Re: Fault definitions missing from XSD

Andy,

You asked "why are the faults not declared in the relevant <portType> 
declarations?" The answer lies in the juxtaposition of some of the 
conventions used in WS-* and the mapping between WSDL-defined faults and 
SOAP.

The convention in most (all?) WS-* specs is to define faults in terms of 
five abstract properties: [Action], [Code], [Subcode], [Reason], and 
[Detail]. Of these [Subcode] is the primary designator as [Action] is 
usually the same for all the faults in a single spec and [Code] is 
almost always "Sender". The mapping of these properties to SOAP is also 
pretty uniform across WS-* specs. For SOAP 1.1:

<s11:Envelope>
<s12:Header>
<wsa:Action>*[Action]*</wsa:Action>
<!-- Headers elided for brevity. -->
</s12:Header>
<s11:Body>
<s11:Fault>
<faultcode>*[Subcode]*</faultcode>
<faultstring xml:lang="en">*[Reason]*</faultstring>
<detail>
*[Detail]*
         ...
</detail>
</s11:Fault>
</s11:Body>
</s11:Envelope>

It is considered reasonable/mainstream practice for WS-* 
implementations, when processing SOAP Fault messages, to use the QName 
of the value of the [Subcode] property (found in s11:Fault/faultcode or 
s12:Fault/s12:Code/s12:Subcode/s12:Value) to distinguish between the 
various error conditions. There would need to be a compelling reason for 
the WS-RA specs to depart from this convention, since anyone involved in 
implementing WS-* specs is not only accustomed to it, they probably have 
some common fault handling code that depends on it.

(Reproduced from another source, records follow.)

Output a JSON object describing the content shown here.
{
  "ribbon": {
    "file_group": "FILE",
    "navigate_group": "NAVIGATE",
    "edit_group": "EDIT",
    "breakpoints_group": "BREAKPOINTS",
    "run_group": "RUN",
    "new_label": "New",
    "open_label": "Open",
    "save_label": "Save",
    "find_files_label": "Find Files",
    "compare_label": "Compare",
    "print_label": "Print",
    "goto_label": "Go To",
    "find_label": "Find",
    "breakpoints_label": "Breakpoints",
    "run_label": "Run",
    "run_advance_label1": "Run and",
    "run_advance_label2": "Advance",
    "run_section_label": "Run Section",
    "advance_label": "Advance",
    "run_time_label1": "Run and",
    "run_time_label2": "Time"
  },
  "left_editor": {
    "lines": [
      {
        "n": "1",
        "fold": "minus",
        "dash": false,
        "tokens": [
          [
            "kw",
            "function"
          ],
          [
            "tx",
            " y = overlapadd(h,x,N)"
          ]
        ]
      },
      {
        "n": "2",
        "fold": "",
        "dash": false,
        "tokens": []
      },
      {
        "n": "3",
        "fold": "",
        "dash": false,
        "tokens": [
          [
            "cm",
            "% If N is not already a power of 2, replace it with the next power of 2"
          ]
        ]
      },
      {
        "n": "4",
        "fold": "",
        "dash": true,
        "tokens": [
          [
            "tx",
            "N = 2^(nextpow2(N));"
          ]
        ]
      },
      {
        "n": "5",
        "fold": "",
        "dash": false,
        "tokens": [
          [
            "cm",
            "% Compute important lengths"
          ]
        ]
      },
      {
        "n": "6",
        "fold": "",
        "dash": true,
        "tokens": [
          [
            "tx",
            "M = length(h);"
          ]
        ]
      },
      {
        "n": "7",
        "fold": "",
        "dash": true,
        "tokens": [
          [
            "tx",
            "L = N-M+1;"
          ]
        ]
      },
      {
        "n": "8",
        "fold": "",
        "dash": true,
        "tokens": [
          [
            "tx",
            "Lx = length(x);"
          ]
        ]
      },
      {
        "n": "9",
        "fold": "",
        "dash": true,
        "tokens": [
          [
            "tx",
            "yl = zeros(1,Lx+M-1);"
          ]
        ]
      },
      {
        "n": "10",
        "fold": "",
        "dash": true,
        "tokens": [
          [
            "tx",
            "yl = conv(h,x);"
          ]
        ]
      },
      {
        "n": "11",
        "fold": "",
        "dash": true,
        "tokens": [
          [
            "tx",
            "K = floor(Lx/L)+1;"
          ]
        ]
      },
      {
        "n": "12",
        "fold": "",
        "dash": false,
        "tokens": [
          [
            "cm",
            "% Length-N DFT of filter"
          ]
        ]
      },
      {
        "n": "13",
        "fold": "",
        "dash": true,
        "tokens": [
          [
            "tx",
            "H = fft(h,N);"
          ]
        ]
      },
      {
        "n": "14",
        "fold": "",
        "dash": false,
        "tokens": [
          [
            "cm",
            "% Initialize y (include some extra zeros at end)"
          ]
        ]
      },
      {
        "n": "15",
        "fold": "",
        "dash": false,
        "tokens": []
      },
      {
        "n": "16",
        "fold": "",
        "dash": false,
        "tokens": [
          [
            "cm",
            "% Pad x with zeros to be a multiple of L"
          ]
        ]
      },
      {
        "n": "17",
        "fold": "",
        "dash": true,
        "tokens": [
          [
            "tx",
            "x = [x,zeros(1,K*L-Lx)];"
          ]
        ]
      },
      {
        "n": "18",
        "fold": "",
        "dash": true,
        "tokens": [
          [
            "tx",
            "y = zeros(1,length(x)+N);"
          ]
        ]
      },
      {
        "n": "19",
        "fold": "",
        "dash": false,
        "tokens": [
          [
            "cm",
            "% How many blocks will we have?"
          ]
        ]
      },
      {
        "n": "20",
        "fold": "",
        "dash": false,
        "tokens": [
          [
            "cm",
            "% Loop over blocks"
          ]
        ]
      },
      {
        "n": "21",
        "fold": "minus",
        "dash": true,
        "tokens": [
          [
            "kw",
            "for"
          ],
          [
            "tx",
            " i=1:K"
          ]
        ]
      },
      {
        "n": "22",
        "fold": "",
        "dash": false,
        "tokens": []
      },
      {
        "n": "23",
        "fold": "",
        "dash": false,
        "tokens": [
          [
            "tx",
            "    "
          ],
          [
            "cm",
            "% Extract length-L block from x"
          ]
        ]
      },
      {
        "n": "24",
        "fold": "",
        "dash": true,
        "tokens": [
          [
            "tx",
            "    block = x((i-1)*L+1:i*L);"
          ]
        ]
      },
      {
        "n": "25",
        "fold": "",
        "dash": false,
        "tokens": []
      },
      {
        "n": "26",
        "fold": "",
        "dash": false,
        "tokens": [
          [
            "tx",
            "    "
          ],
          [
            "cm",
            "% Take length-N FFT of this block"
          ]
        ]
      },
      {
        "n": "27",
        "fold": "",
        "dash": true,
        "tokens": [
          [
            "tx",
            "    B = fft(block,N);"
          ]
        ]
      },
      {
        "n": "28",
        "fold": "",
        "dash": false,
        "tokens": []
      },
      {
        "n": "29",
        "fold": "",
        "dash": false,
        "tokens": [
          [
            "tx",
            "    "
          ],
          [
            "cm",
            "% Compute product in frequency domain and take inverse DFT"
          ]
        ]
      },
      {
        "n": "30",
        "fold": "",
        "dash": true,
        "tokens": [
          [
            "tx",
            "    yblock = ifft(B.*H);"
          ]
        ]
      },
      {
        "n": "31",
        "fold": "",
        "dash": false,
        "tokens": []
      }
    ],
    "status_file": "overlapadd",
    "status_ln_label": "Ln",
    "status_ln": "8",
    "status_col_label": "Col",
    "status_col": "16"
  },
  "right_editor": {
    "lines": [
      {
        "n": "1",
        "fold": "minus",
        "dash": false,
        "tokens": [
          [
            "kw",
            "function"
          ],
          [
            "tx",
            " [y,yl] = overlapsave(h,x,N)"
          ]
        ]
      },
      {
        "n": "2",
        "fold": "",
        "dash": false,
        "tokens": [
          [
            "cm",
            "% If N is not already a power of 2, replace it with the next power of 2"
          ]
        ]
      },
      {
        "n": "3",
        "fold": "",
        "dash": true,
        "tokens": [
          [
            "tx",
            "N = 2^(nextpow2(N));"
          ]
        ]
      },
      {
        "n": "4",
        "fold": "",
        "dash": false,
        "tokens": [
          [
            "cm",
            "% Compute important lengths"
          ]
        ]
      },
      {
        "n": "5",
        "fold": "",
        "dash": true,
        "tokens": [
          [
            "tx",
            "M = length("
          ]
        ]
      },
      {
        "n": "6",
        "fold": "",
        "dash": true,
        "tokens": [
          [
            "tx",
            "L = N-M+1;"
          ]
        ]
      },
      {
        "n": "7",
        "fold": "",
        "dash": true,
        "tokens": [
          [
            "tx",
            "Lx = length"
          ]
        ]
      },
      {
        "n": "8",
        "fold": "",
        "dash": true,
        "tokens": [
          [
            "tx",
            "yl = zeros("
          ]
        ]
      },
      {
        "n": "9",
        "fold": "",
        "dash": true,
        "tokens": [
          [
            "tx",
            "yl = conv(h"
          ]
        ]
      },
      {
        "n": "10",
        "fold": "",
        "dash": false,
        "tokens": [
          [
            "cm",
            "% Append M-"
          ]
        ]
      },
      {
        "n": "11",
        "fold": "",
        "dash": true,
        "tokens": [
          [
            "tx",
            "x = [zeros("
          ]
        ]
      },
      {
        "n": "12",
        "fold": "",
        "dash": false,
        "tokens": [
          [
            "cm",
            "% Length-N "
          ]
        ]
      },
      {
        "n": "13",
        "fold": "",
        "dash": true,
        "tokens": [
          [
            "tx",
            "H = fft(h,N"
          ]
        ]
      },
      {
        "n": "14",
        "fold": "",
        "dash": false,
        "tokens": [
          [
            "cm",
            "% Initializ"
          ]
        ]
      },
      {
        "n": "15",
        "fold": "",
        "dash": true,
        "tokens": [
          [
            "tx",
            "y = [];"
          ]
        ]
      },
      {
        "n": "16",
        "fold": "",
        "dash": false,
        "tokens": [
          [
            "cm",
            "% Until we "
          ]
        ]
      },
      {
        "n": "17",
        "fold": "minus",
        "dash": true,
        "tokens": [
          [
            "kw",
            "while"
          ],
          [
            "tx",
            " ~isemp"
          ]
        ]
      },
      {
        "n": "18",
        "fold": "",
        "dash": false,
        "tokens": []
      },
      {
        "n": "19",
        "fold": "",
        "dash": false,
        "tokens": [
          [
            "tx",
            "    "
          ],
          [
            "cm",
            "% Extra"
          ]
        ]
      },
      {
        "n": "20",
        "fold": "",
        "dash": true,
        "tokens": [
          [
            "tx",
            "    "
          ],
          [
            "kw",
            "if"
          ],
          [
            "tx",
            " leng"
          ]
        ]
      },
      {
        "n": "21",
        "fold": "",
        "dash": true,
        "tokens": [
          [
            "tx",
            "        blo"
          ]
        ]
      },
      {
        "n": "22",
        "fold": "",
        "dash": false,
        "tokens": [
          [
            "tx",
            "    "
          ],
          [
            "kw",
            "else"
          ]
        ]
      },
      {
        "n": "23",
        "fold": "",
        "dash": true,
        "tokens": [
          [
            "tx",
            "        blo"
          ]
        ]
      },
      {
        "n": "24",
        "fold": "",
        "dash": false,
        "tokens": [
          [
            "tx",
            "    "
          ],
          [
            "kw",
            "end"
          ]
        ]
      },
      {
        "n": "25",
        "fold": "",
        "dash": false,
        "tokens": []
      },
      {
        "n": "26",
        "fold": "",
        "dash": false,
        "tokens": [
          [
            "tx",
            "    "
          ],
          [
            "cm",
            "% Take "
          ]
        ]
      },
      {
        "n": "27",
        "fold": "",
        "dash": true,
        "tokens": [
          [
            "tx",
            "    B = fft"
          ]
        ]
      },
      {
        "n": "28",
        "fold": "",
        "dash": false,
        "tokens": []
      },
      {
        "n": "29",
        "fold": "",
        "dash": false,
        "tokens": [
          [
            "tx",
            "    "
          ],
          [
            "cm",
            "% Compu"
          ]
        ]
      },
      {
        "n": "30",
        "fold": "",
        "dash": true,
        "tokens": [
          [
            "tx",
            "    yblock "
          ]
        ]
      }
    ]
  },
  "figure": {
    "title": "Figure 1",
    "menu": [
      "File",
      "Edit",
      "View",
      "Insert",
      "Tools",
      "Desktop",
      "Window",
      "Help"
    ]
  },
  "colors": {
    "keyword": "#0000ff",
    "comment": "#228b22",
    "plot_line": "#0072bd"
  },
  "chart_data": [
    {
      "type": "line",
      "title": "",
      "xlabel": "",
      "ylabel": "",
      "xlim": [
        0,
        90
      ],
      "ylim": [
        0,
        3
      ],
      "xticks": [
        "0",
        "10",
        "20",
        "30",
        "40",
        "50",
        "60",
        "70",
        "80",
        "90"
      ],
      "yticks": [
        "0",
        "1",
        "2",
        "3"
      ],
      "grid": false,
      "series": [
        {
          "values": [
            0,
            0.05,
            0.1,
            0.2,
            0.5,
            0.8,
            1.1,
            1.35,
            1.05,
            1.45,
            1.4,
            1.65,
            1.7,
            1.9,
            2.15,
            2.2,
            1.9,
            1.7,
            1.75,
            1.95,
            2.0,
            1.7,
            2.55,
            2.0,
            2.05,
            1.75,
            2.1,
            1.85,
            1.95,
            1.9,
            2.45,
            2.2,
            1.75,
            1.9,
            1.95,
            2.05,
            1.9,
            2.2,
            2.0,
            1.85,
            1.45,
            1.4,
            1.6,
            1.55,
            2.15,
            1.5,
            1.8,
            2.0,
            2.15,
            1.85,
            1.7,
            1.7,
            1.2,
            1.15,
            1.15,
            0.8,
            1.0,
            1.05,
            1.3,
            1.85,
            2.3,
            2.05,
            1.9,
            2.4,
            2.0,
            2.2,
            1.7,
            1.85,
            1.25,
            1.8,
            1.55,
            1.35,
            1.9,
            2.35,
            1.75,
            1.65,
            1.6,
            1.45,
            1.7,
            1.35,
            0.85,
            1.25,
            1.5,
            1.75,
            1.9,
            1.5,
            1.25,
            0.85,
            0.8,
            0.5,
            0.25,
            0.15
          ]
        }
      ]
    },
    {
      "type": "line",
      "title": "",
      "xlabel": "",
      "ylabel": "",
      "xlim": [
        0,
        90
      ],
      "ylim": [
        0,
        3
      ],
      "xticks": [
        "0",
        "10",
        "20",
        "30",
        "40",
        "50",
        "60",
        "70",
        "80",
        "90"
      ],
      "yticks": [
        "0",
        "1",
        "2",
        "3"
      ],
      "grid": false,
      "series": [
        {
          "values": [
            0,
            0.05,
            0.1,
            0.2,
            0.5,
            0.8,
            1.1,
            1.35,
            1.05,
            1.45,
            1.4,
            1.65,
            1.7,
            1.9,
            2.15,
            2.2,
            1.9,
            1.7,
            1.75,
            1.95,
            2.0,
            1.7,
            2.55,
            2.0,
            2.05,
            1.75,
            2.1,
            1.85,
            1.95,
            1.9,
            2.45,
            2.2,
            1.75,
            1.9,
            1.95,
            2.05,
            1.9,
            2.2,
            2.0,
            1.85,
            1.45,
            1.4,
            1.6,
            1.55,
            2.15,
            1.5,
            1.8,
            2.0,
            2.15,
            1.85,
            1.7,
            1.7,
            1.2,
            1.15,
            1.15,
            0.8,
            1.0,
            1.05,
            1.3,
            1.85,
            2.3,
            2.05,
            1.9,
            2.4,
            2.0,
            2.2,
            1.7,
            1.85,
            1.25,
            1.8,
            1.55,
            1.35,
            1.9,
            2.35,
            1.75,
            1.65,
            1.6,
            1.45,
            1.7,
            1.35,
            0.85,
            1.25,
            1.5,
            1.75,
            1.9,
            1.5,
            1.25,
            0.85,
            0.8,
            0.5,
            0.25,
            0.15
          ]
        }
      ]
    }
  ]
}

With regards to how WSDL-defined faults are mapped to SOAP fault 
messages, please refer to the Purchase Order scenario in the WSTF: 
http://www.wstf.org/docs/scenarios/sc009/sc009.xml. The WSDL for that 
scenario defines wsdl:faults for its operations. Here is an example of a 
SOAP 1.1 fault message that conforms to that interface:

<env:Envelope xmlns:env="http://schemas.xmlsoap.org/soap/envelope/">
<env:Header xmlns:wsa="http://www.w3.org/2005/08/addressing">
<wsa:Action">http://www.w3.org/2005/08/addressing/fault</wsa:Action>
       . . .
</env:Header>
<env:Body>
<env:Fault>
<faultcode>env:Server</faultcode>
<faultstring/>
<detail>
<sc0:POFault xmlns:sc0="http://www.wstf.org/docs/scenarios/sc009">
<sc0:OrderFaultCode>NoSuchOrder</sc0:OrderFaultCode>
<sc0:OrderFaultComment>Unable to find order with ID 
'urn:uuid:cdce1080-a749-11e0-8264-0800200c9a66' in the 
system.</sc0:OrderFaultComment>
</sc0:POFault>
</detail>
</env:Fault>
</env:Body>
</env:Envelope>

Notice (a) that the <faultcode> value is "Server" and (b) we had no 
visibility/control of this value in our WSDL. Notice also that the 
message defined by "POFault" in our WSDL appears as a child of the 
<detail> element. To carry our [Subcode] property via a WSDL-defined 
fault message we would have to include it as some element within the 
message element that appears as the child of <detail>. This would be 
different from virtually every other WS-* spec. As stated previously, we 
don't want to depart from the usual WS-* conventions for defining faults 
without a compelling reason and we don't feel that the benefits of 
defining faults in WSDL (e.g. auto-generation of exception classes) are 
compelling enough to warrant such a departure.